Step three of our credit repair guide is similar to the credit repair advice that you will see in most places. Review your credit reports for inaccurate, out-dated, incomplete or unverifiable information. Unverifiable is a term that a lot of information on your report may fall under. If you claim that information is inaccurate and the credit bureaus are unable to “verify” the information, then they will remove it from your report. Removing negative items from your credit reports should improve your credit score. Companies must be very careful about the credit repair advice that they give out. They should not recommend that you dispute information which is accurate and of course you do not want to dispute anything that is good or “paid as agreed”.

Step four of our credit repair guide involves communicating with the credit bureaus. Some of the credit bureaus allow you to dispute information on line. These sites are not particularly user friendly and reporting inaccuracies on line does not mean that they will investigate any faster. It generally takes thirty to forty-five days to receive a corrected copy of your credit report. This is why most credit repair advice includes words about being patient. While you may wish that you could improve your credit scores overnight, legal credit repair strategies will not work that quickly. In fact many government agencies and the credit bureaus themselves advise that only time and patience will improve credit scores. However, if there is inaccurate information on your report and you can get it removed, then you can decrease the wait time substantially.

Step five of our credit repair guide involves communicating with your creditors. If you have had a history of late payments, but you are now current, you may ask the creditors to remove the history of the late payments from your report. You can tell them that you are attempting to qualify for a low interest loan and you just need to improve your score by a few points. You can call your creditors on the phone or send them a letter. This is called “good will” negotiation. Some credit repair companies will prepare these and other letters for you. They charge a fee for this service and other credit repair advice, but if you feel that you are not a good communicator or do not have the patience to do it yourself, a reputable credit repair company is an option.

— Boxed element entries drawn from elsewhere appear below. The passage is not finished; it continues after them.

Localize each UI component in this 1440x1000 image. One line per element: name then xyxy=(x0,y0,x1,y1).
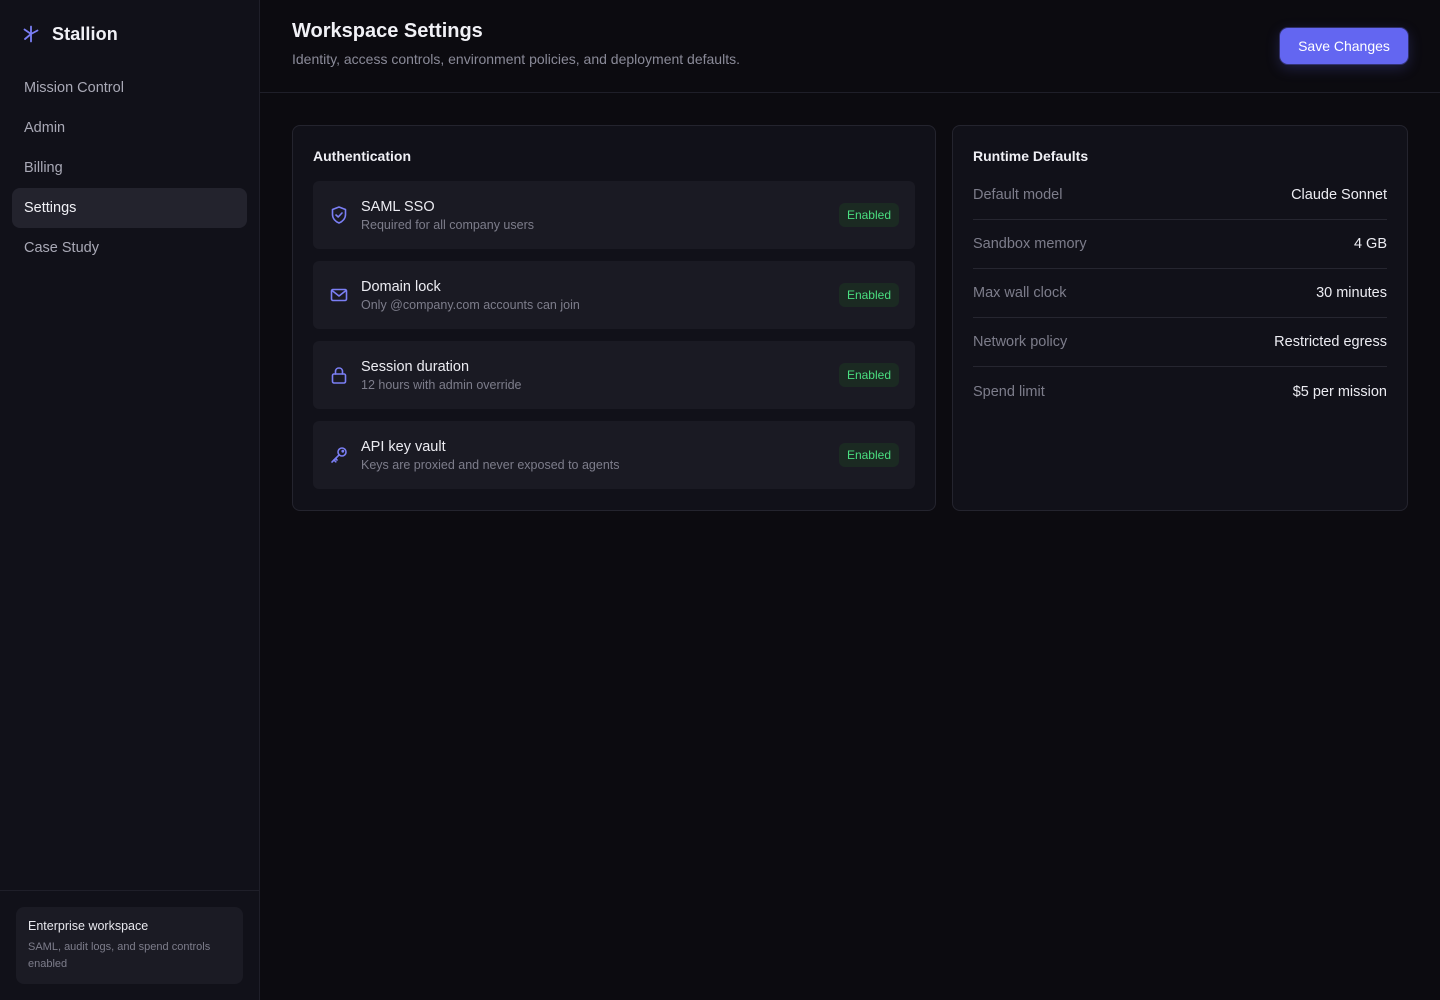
workspace-description: SAML, audit logs, and spend controls ena… xyxy=(28,941,211,970)
auth-item-text: SAML SSO Required for all company users xyxy=(361,199,839,232)
runtime-row-spend-limit: Spend limit $5 per mission xyxy=(973,367,1387,416)
runtime-label: Max wall clock xyxy=(973,285,1067,301)
save-changes-button[interactable]: Save Changes xyxy=(1280,28,1408,64)
runtime-value[interactable]: 4 GB xyxy=(1354,236,1387,252)
auth-item-text: Domain lock Only @company.com accounts c… xyxy=(361,279,839,312)
auth-item-domain-lock[interactable]: Domain lock Only @company.com accounts c… xyxy=(313,261,915,329)
sidebar-item-mission-control[interactable]: Mission Control xyxy=(12,68,247,108)
runtime-label: Network policy xyxy=(973,334,1068,350)
runtime-row-default-model: Default model Claude Sonnet xyxy=(973,171,1387,220)
runtime-label: Spend limit xyxy=(973,383,1045,400)
runtime-label: Sandbox memory xyxy=(973,236,1087,252)
app-shell: Stallion Mission Control Admin Billing S… xyxy=(0,0,1440,1000)
runtime-row-max-wall-clock: Max wall clock 30 minutes xyxy=(973,269,1387,318)
auth-item-description: 12 hours with admin override xyxy=(361,377,522,392)
sidebar-item-billing[interactable]: Billing xyxy=(12,148,247,188)
status-badge: Enabled xyxy=(838,363,899,387)
runtime-row-sandbox-memory: Sandbox memory 4 GB xyxy=(973,220,1387,269)
runtime-row-network-policy: Network policy Restricted egress xyxy=(973,318,1387,367)
shield-check-icon xyxy=(329,205,349,225)
sidebar-item-case-study[interactable]: Case Study xyxy=(12,228,247,268)
auth-item-name: Session duration xyxy=(361,358,470,375)
brand-name: Stallion xyxy=(52,23,118,44)
status-badge: Enabled xyxy=(838,443,899,467)
auth-item-session-duration[interactable]: Session duration 12 hours with admin ove… xyxy=(313,341,915,409)
sparkle-icon xyxy=(22,25,40,43)
sidebar-item-admin[interactable]: Admin xyxy=(12,108,247,148)
auth-item-description: Required for all company users xyxy=(361,217,534,232)
lock-icon xyxy=(329,365,349,385)
mail-icon xyxy=(329,285,349,305)
runtime-value[interactable]: Claude Sonnet xyxy=(1291,187,1387,203)
runtime-label: Default model xyxy=(973,187,1063,203)
auth-item-name: Domain lock xyxy=(361,278,441,295)
auth-item-description: Keys are proxied and never exposed to ag… xyxy=(361,457,620,472)
auth-item-text: Session duration 12 hours with admin ove… xyxy=(361,359,839,392)
runtime-value[interactable]: Restricted egress xyxy=(1274,334,1387,350)
workspace-title: Enterprise workspace xyxy=(28,919,149,933)
authentication-panel: Authentication SAML SSO Required for all… xyxy=(292,125,936,511)
settings-content: Authentication SAML SSO Required for all… xyxy=(260,93,1440,543)
runtime-value[interactable]: 30 minutes xyxy=(1316,285,1387,301)
auth-item-description: Only @company.com accounts can join xyxy=(361,297,580,312)
panel-title: Runtime Defaults xyxy=(973,148,1089,164)
auth-item-text: API key vault Keys are proxied and never… xyxy=(361,439,839,472)
sidebar-nav: Mission Control Admin Billing Settings C… xyxy=(0,68,259,268)
sidebar-item-label: Billing xyxy=(24,160,63,176)
sidebar: Stallion Mission Control Admin Billing S… xyxy=(0,0,260,1000)
brand[interactable]: Stallion xyxy=(0,0,259,68)
status-badge: Enabled xyxy=(838,203,899,227)
key-icon xyxy=(329,445,349,465)
sidebar-item-label: Mission Control xyxy=(24,80,124,96)
runtime-value[interactable]: $5 per mission xyxy=(1293,384,1387,400)
sidebar-item-label: Admin xyxy=(24,120,66,136)
runtime-list: Default model Claude Sonnet Sandbox memo… xyxy=(973,171,1387,416)
panel-title: Authentication xyxy=(313,148,411,164)
auth-item-name: API key vault xyxy=(361,438,446,455)
auth-item-api-key-vault[interactable]: API key vault Keys are proxied and never… xyxy=(313,421,915,489)
page-title: Workspace Settings xyxy=(292,20,483,42)
sidebar-item-label: Case Study xyxy=(24,240,99,256)
auth-item-saml-sso[interactable]: SAML SSO Required for all company users … xyxy=(313,181,915,249)
sidebar-footer: Enterprise workspace SAML, audit logs, a… xyxy=(0,890,259,1000)
workspace-card: Enterprise workspace SAML, audit logs, a… xyxy=(16,907,243,984)
main-content: Workspace Settings Identity, access cont… xyxy=(260,0,1440,1000)
sidebar-item-settings[interactable]: Settings xyxy=(12,188,247,228)
page-subtitle: Identity, access controls, environment p… xyxy=(292,51,740,67)
auth-item-name: SAML SSO xyxy=(361,198,435,215)
status-badge: Enabled xyxy=(838,283,899,307)
page-header: Workspace Settings Identity, access cont… xyxy=(260,0,1440,93)
runtime-defaults-panel: Runtime Defaults Default model Claude So… xyxy=(952,125,1408,511)
sidebar-item-label: Settings xyxy=(24,200,77,216)
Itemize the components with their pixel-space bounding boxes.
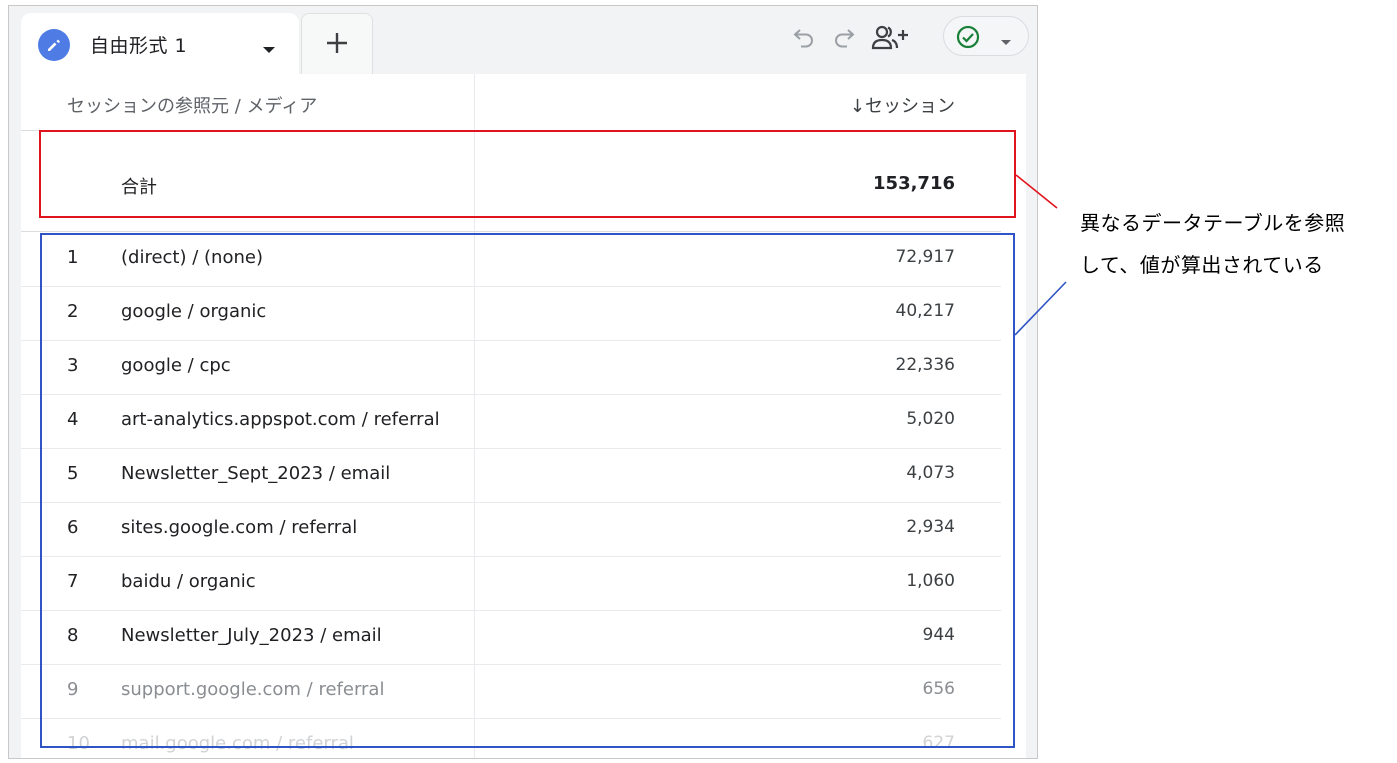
blue-connector-line [1014, 281, 1067, 336]
annotation-note: 異なるデータテーブルを参照 して、値が算出されている [1080, 202, 1397, 286]
annotation-line-2: して、値が算出されている [1080, 253, 1324, 277]
annotation-connectors [1014, 174, 1067, 336]
red-connector-line [1015, 174, 1058, 209]
annotation-line-1: 異なるデータテーブルを参照 [1080, 211, 1346, 235]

The last step of this brief credit repair guide is really just a bit of credit repair advice; don’t give up. You can improve your credit score. You can do it yourself or you can hire someone like Lexington Law Firm to help you. It may be frustrating and time consuming. There are some scams and schemes that you should avoid and if you do hire someone, make sure they outline their fees up front and clearly define the services that they can perform. We hope this credit repair guide will get you started down the road to better credit.